John Immel, the founder of Joyful Belly, teaches people how to have a healthy diet and lifestyle with Ayurveda biocharacteristics. His approach to Ayurveda is clinical, yet exudes an ease which many find enjoyable and insightful. John also directs Joyful Belly's School of Ayurveda, offering professional clinical training in Ayurveda for over 15 years.

John's interest in Ayurveda and specialization in digestive tract pathology was inspired by a complex digestive disorder acquired from years of international travel, as well as public service work in South Asia. John's commitment to the detailed study of digestive disorders reflects his zeal to get down to the roots of the problem. His hope and belief in the capacity of each & every client to improve their quality of life is nothing short of a personal passion. John's creativity in the kitchen and delight in cooking for others comes from his family oriented upbringing. In addition to his certification in Ayurveda, John holds a bachelor's degree in mathematics from Harvard University.

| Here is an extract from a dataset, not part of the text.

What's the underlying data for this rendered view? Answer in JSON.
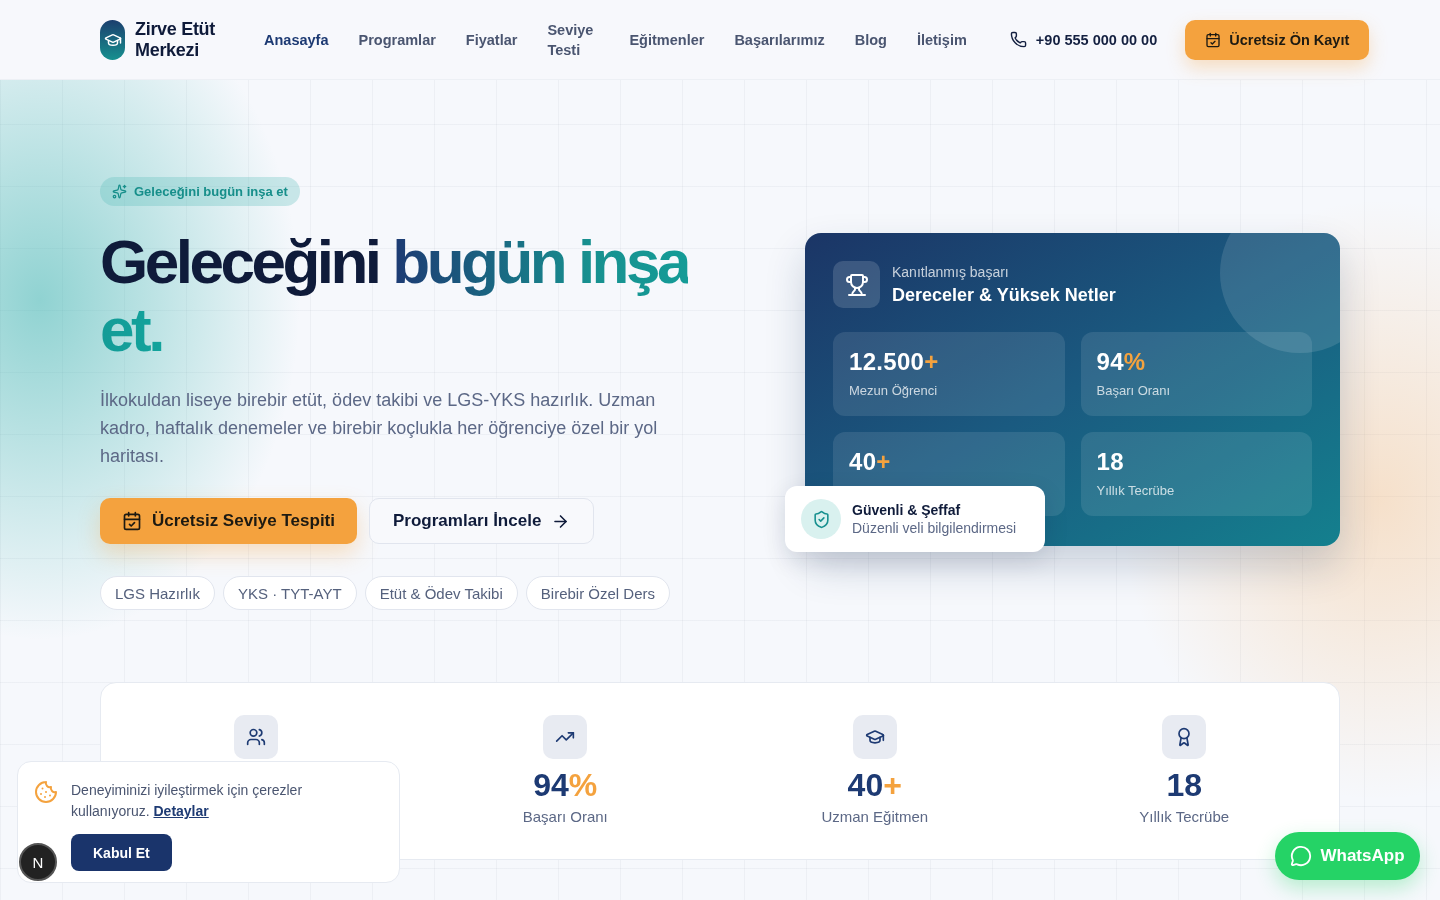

John enjoys sharing Ayurveda within the context of his Catholic roots, and finds Ayurveda gives him an opportunity to participate in the healing mission of the Church. Jesus expressed God's love by feeding and healing the sick. That kindness is the fundamental ministry of Ayurveda as well. Outside of work, John enjoys spending time with his wife and 7 kids, and pursuing his love of theology, philosophy, and language.